L’arme du CO₂ contre l’autonomie : quand cultiver son jardin devient « polluant »
« Ils finiront par nous dire que respirer est nuisible à la planète. »
– Un homme libre, un jour de printemps
Il y a quelque chose de profondément inquiétant dans la manière dont certains discours « scientifiques » sont utilisés pour décourager l’autonomie et glorifier la dépendance.
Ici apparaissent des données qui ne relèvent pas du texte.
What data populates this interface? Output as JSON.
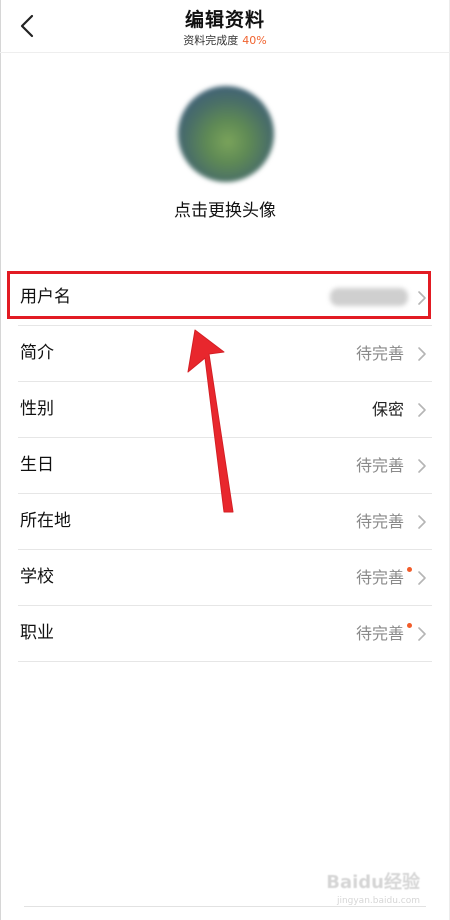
{
  "header": {
    "title": "编辑资料",
    "subtitle_prefix": "资料完成度",
    "completion": "40%"
  },
  "avatar": {
    "label": "点击更换头像"
  },
  "rows": [
    {
      "label": "用户名",
      "value": "",
      "blurred": true
    },
    {
      "label": "简介",
      "value": "待完善"
    },
    {
      "label": "性别",
      "value": "保密"
    },
    {
      "label": "生日",
      "value": "待完善"
    },
    {
      "label": "所在地",
      "value": "待完善"
    },
    {
      "label": "学校",
      "value": "待完善",
      "dot": true
    },
    {
      "label": "职业",
      "value": "待完善",
      "dot": true
    }
  ],
  "watermark": {
    "brand": "Baidu经验",
    "url": "jingyan.baidu.com"
  },
  "colors": {
    "accent": "#f0632f",
    "highlight": "#e21b23",
    "dot": "#f25c2a"
  },
  "icons": {
    "back": "chevron-left-icon",
    "row_arrow": "chevron-right-icon"
  }
}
Dernier exemple en date : une étude publiée en janvier 2024 dans Nature Cities, relayée par plusieurs médias, affirme que les fruits et légumes cultivés dans des fermes urbaines auraient une empreinte carbone six fois plus élevée que ceux produits de façon industrielle.

Vous avez bien lu.
Selon cette logique, votre petit potager serait plus « polluant » que les monocultures bourrées de pesticides, que les camions frigorifiques qui roulent sur des milliers de kilomètres, que les emballages plastiques, et que la spéculation boursière sur la tomate bio.
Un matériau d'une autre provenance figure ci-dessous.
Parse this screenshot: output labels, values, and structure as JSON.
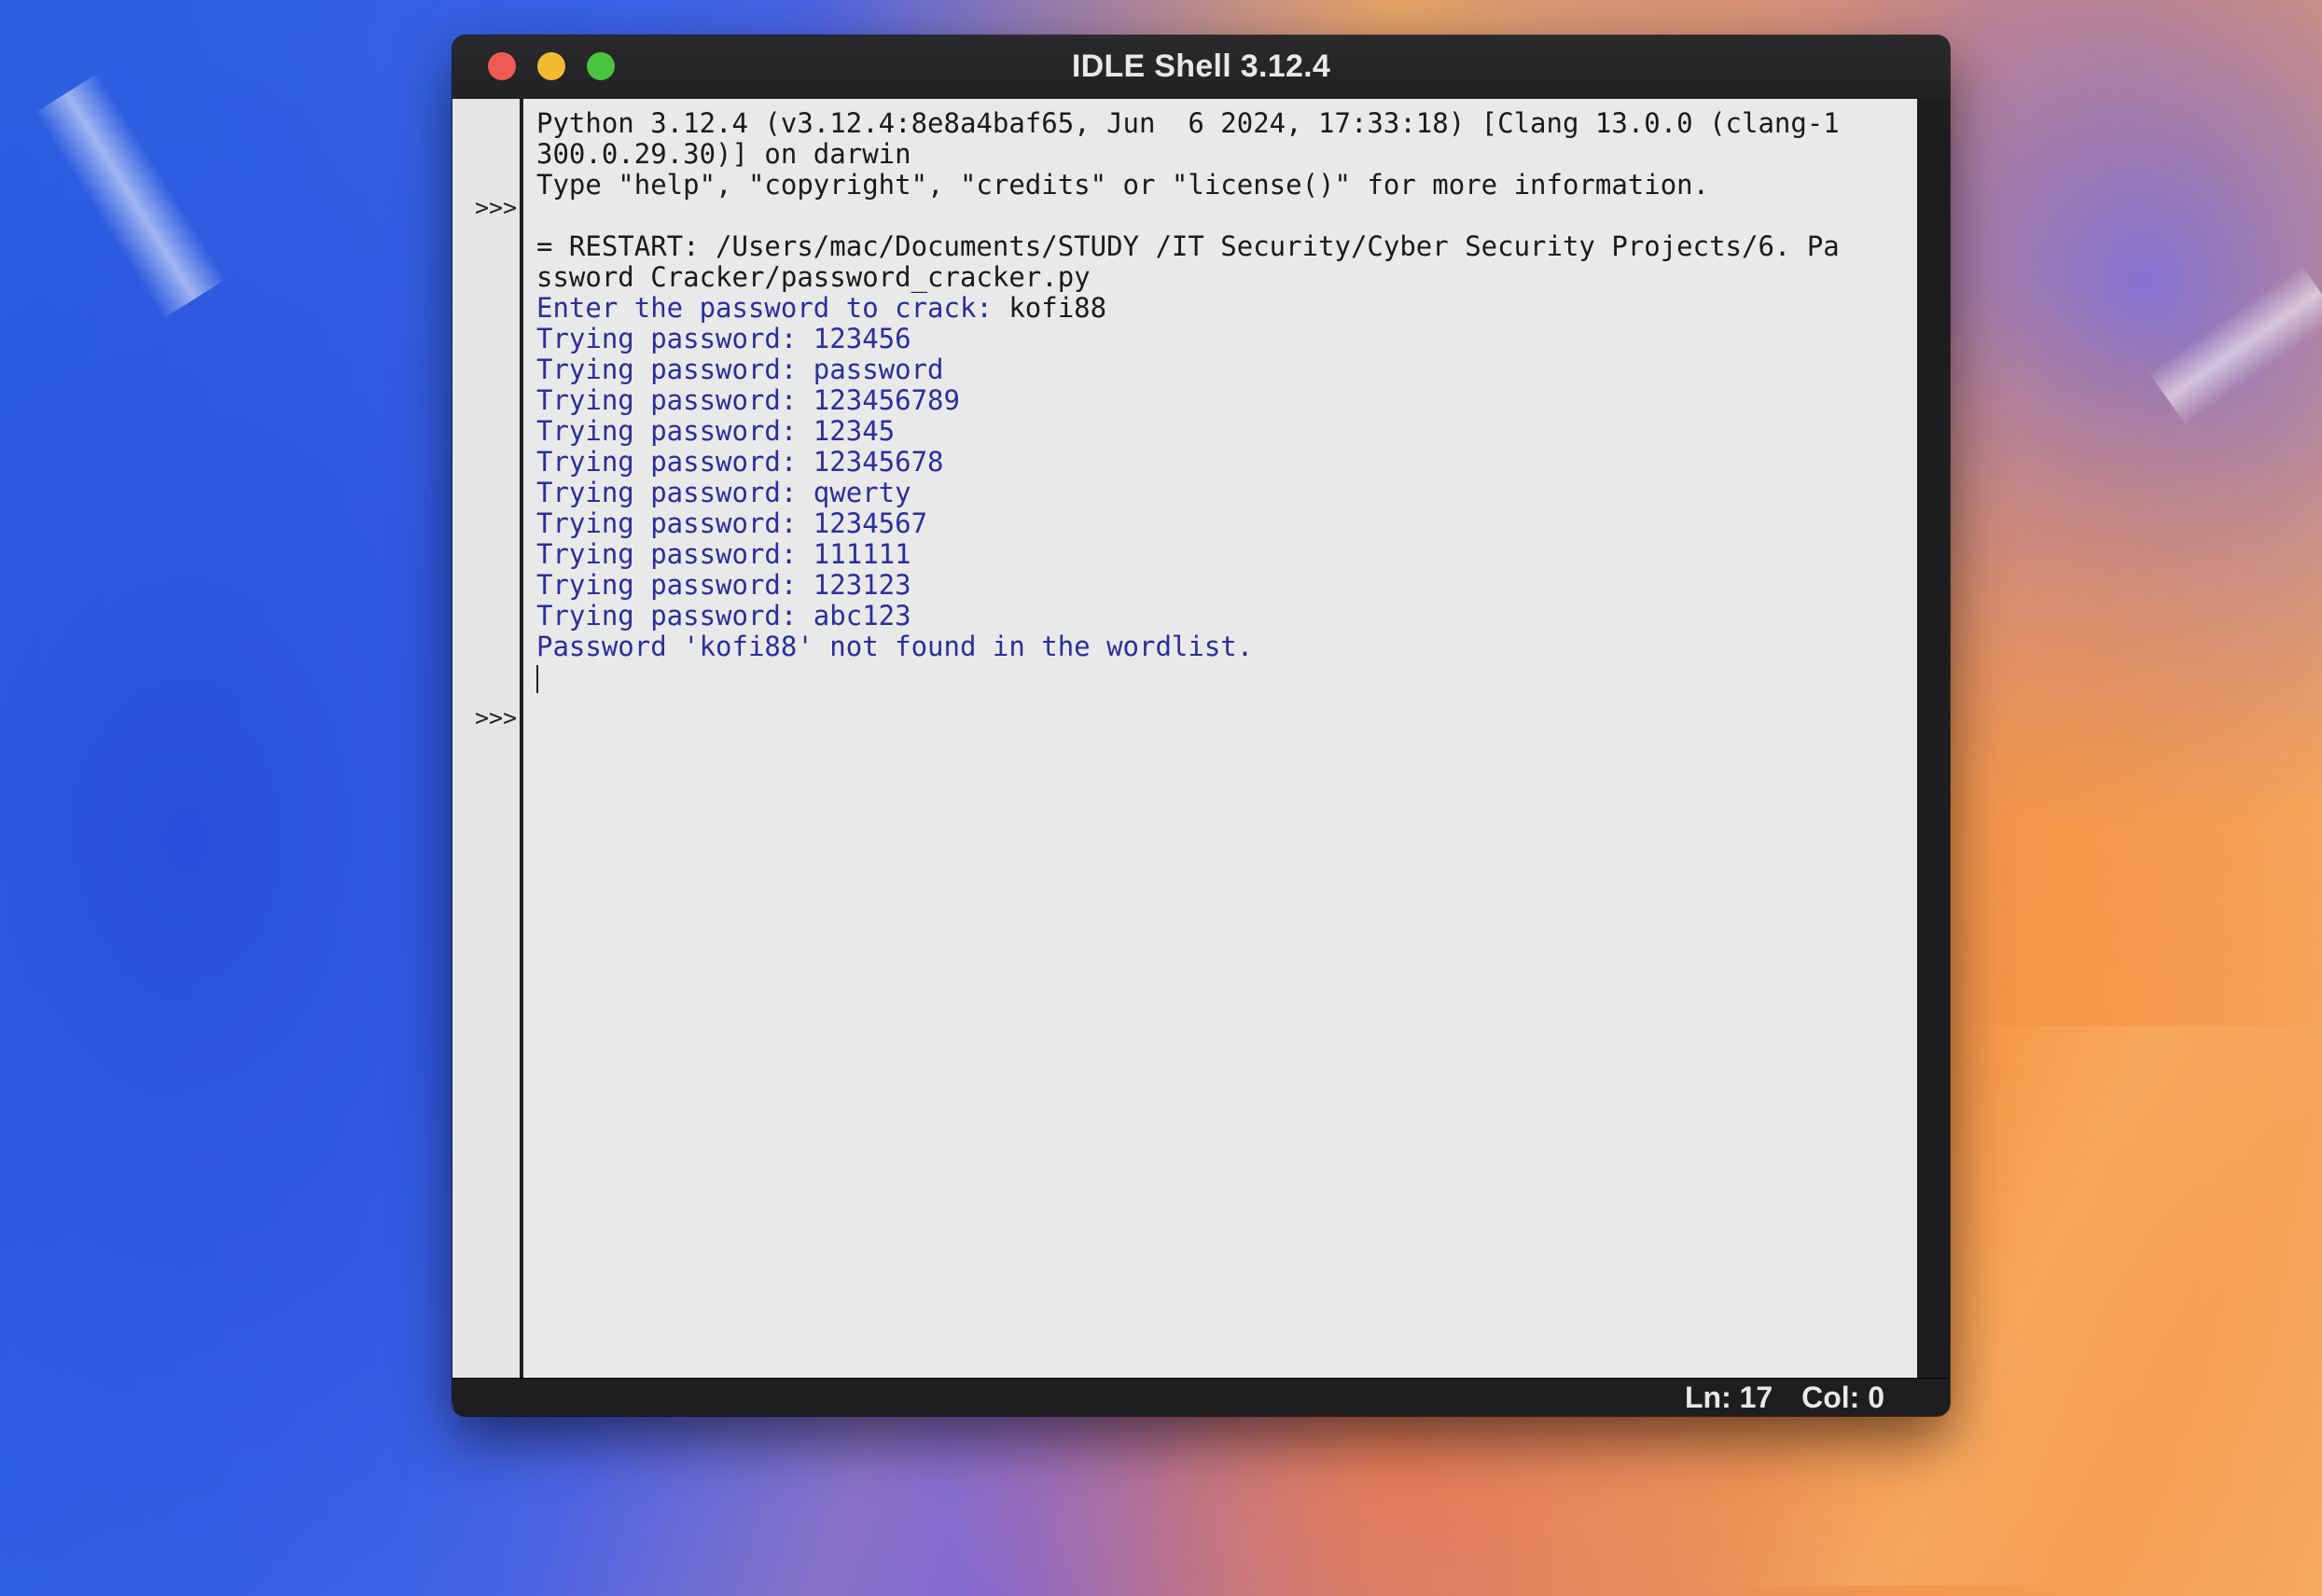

Tu peux consulter l’étude originale publiée dans Nature Cities ici :
🔗 Comparing the carbon footprints of urban and conventional agriculture
La dictature du carbone : une nouvelle religion?
Cette étude ne mesure qu’une chose : le CO₂ par portion. Et encore, de façon discutable. Elle ne tient pas compte :
- de l’impact positif sur les sols urbains régénérés,
- de la biodiversité favorisée,
- du lien social tissé autour des jardins communautaires,
- de l’éducation populaire à l’autonomie alimentaire,
- ni même des systèmes de transport évités quand on consomme local.
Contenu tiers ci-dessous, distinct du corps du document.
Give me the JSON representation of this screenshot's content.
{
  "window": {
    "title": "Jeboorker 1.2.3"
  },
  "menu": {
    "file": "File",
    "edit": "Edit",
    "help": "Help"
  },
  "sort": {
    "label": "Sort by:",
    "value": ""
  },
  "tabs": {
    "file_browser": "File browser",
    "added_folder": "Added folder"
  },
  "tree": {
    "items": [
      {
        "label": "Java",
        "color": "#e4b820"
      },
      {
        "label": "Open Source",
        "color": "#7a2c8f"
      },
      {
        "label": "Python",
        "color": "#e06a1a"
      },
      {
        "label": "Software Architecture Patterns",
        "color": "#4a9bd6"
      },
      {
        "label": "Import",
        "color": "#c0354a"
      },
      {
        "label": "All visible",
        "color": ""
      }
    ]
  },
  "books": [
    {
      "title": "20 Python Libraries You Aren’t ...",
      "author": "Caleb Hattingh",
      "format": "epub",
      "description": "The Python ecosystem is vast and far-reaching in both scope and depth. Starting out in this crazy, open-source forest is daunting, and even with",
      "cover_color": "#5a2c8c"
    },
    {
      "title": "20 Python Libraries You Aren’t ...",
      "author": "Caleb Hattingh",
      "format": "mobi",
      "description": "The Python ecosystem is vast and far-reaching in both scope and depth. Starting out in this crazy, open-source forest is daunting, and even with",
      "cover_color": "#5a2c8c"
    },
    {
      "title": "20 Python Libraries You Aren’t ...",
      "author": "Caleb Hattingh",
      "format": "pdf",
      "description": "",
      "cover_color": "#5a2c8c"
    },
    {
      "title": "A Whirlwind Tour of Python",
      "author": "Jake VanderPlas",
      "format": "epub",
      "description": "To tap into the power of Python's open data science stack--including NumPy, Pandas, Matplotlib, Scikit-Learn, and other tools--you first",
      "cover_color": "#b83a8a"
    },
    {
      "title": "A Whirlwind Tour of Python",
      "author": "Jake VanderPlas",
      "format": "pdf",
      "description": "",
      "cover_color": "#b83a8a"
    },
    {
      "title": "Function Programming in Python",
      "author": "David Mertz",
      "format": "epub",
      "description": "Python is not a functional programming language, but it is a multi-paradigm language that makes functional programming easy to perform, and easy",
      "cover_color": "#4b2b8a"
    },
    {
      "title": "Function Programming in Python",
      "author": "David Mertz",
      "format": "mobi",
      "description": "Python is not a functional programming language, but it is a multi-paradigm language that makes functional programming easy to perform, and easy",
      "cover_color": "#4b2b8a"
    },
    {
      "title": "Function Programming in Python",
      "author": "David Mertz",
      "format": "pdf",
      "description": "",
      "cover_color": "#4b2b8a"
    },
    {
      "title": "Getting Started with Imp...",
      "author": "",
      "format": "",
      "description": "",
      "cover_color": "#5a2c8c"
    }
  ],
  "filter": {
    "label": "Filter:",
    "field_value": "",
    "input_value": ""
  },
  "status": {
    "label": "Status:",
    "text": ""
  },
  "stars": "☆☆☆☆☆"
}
C’est comme si l’on jugeait la valeur d’un arbre uniquement à sa capacité de produire du bois, en oubliant l’ombre qu’il offre, l’oxygène qu’il libère, les racines qu’il enfonce, et la beauté qu’il incarne.
Cette obsession du CO₂ devient une sorte de religion moderne : tout doit être mesuré, contrôlé, optimisé, jusqu’à nier la complexité du vivant. Et bizarrement, cette grille d’analyse finit toujours par justifier… le maintien des systèmes industriels et centralisés. Quelle coïncidence.
Autonomie = menace?
Mais le plus troublant dans tout ça, ce n’est pas seulement l’absurdité des conclusions. C’est l’intention sous-jacente : dissuader les gens de cultiver eux-mêmes leur nourriture.
Pourquoi?
Parce qu’un peuple qui cultive est un peuple qui se libère.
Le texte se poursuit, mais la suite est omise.